Der Bestand wuchs ins Gigantische. Die Karten lagerten getrennt von einem Stück Seidenpapier. Der Verlag war die Nummer 1 in der Stadt, obwohl die Konkurrenz mit Brauneis, Adam und Köhler groß war. Während Johannes Leonhardt das Aushängeschild war, schmiss seine Frau Therese den Laden, erinnern sich ihre Enkel. „Sie hatte acht Schaufenster zu bewältigen“, sagt Wolfgang Leonhardt.

Sein Vater hat in seinen Erinnerungen lebhaft das Erfolgsgeheimnis geschildert: „Die Laufkundschaft wurde magnetisch angezogen und kam herein, erst aus Neugierde, dann aus Überzeugung, denn bald hatte sich’s herumgesprochen, dass man beim ,Postkartenleo‘ beinahe alles kaufen konnte, was irgendwie mit Papier zusammenhing.“ Der Chef hatte hinten seine „auswärtige Ecke“. „Dort, in seinem Reiche, bot er seinen Postkartenkunden die Schätze aus aller Welt und den Sammlern seine Raritäten an.“ Unter ihnen waren Berühmtheiten und seltsame Gestalten.

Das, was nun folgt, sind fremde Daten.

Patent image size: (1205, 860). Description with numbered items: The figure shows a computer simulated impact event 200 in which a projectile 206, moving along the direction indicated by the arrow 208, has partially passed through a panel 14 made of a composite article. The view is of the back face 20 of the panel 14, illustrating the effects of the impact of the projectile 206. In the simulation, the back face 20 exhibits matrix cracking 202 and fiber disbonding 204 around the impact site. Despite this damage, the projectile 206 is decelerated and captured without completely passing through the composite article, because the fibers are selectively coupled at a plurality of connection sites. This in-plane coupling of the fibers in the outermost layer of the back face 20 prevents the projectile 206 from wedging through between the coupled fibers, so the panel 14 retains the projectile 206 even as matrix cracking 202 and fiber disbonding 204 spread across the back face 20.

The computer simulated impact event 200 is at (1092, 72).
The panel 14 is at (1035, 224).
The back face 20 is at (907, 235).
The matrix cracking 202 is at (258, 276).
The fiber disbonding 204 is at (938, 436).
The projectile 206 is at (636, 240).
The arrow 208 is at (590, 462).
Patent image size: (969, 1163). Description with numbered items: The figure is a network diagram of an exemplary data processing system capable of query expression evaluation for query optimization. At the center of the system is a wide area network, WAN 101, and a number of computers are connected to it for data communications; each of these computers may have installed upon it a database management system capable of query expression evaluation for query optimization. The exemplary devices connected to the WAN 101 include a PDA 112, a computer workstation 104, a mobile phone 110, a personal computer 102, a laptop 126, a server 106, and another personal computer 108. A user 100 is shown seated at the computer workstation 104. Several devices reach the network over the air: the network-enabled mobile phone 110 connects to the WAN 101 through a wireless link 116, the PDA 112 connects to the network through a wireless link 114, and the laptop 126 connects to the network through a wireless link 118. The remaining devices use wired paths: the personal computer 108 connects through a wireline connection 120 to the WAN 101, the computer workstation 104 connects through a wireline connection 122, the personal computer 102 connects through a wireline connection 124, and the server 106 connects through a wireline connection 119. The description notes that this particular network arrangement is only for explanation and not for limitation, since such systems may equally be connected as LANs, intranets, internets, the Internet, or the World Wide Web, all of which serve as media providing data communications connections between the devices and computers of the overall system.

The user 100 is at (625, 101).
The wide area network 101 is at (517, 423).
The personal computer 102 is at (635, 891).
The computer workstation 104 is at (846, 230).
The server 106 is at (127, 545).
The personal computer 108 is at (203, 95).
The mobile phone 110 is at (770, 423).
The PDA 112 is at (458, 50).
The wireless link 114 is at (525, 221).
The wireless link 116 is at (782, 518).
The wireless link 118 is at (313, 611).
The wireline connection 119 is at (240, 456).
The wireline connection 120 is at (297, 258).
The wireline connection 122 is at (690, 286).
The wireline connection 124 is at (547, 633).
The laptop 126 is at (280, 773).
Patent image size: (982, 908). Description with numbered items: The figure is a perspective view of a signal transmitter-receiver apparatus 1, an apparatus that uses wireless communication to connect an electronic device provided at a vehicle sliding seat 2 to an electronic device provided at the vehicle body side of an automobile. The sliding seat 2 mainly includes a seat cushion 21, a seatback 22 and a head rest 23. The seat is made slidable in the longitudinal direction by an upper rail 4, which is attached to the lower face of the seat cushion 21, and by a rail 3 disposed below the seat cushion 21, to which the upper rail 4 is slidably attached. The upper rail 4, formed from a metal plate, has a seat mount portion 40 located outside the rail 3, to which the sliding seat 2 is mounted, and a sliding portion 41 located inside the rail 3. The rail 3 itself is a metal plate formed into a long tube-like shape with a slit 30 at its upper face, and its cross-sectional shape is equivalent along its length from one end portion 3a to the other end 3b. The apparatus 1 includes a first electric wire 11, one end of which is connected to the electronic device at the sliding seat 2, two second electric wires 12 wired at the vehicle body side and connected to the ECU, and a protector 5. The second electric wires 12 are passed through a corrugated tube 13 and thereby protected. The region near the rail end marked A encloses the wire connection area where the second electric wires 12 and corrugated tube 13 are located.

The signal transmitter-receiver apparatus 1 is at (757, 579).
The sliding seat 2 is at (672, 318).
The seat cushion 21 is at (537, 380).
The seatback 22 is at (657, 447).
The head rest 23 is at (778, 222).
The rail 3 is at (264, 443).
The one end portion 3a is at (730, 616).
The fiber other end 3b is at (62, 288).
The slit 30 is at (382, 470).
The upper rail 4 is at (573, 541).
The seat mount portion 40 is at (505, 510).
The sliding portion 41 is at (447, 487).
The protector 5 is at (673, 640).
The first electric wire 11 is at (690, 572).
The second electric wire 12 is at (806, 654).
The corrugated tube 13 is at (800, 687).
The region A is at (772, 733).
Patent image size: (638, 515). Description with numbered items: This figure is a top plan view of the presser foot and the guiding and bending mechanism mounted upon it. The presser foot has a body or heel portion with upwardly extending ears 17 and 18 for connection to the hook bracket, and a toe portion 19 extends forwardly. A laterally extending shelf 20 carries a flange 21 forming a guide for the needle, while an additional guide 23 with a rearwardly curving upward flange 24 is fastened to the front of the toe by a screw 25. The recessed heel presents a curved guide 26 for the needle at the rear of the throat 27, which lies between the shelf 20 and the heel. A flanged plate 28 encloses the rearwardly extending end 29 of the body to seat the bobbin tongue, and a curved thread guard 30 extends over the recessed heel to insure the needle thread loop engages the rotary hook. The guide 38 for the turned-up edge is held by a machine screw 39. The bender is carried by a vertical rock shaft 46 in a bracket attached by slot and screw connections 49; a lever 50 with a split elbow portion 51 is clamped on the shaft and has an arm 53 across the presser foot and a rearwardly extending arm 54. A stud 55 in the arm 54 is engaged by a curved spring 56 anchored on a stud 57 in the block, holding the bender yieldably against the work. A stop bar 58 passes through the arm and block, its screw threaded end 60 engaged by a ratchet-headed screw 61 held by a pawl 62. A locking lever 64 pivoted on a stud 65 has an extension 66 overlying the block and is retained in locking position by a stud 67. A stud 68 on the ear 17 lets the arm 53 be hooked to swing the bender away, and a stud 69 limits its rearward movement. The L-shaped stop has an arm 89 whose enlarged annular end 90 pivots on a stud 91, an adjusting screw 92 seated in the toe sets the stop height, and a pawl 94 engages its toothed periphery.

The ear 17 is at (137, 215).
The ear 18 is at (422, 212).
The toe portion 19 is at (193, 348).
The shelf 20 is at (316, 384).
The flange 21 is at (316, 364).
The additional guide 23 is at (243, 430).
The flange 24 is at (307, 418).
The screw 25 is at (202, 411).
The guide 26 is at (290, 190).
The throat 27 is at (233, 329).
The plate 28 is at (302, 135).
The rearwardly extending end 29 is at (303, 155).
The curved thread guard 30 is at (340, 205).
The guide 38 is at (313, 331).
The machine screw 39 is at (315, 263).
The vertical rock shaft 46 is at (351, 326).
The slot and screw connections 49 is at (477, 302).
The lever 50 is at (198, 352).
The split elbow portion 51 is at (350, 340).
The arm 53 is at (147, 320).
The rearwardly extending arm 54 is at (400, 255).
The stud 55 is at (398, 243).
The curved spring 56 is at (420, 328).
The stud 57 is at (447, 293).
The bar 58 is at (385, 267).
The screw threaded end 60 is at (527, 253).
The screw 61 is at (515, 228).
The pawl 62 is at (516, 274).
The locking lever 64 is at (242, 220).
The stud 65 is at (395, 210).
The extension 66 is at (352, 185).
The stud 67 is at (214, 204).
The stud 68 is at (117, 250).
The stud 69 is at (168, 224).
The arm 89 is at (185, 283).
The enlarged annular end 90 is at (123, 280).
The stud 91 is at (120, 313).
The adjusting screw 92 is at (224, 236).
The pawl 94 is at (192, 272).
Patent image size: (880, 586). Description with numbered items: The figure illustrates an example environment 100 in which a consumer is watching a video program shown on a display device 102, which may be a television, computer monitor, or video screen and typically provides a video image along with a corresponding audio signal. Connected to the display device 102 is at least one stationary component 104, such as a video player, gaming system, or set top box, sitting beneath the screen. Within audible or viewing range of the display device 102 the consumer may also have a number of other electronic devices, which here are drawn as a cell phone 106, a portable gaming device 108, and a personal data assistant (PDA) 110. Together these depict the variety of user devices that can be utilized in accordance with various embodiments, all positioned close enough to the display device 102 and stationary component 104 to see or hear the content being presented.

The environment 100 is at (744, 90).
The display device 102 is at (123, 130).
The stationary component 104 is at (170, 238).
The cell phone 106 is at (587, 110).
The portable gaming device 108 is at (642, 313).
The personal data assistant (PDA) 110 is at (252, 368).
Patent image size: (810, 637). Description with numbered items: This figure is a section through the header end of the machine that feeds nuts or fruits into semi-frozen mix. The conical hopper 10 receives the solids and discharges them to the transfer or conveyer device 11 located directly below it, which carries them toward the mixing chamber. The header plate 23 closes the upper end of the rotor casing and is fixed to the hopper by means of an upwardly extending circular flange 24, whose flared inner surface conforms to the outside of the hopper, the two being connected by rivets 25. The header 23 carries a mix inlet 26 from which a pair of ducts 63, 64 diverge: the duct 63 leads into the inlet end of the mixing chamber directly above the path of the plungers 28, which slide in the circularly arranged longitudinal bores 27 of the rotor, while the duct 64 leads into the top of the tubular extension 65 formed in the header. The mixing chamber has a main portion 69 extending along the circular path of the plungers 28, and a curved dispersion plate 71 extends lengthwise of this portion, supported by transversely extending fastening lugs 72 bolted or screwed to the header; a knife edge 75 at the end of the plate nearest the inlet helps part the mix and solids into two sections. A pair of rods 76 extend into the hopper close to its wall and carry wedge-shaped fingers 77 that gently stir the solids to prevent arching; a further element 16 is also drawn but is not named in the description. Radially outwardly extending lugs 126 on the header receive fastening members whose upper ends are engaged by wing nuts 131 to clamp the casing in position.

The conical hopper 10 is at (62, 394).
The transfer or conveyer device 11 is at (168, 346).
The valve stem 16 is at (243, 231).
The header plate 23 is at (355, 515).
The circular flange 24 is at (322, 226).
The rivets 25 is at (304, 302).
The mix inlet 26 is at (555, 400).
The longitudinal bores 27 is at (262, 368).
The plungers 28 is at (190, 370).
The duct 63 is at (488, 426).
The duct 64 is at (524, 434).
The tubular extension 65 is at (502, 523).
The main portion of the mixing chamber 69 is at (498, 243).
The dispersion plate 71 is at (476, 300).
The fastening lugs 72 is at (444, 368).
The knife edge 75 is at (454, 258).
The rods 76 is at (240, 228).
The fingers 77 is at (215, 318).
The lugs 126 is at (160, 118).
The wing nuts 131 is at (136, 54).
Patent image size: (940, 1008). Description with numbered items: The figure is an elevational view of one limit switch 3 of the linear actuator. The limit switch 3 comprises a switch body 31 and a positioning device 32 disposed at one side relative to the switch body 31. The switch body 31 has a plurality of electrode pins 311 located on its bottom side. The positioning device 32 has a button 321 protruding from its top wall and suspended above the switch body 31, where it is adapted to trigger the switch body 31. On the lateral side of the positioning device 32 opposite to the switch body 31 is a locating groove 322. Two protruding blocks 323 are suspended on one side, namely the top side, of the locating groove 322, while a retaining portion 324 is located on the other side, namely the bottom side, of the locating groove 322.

Wie ein Stammkunde, elegant gekleidet, mit weißem Vollbart. Er löhnte selten sofort, beschwichtigte aber mit Zigarren und Schokolade für die Kinder. Als er starb, hinterließ er 80 Alben mit je 1 000 Postkarten. Seine Witwe hatte keine Verwendung und brachte sie zurück. Die Hälfte war nicht bezahlt. Oder die Jungfer aus Leipzig. Sie kam immer am zweiten Osterfeiertag. Mit den Panoramakarten tapezierte sie ein leeres Zimmer. Durch ein Opernglas betrachtete sie die Ansichten. Es war ihre Art von einer Weltreise. Eine solche plante auch Clara May. Die Siebzigjährige wollte alle Länder sehen, die ihr Mann Karl May beschrieben hatte. Sie bestellte dafür bei „Leonhardt“ 1 000 Ansichtskarten. Ein Freund sollte sie vor Reiseantritt schreiben und adressieren.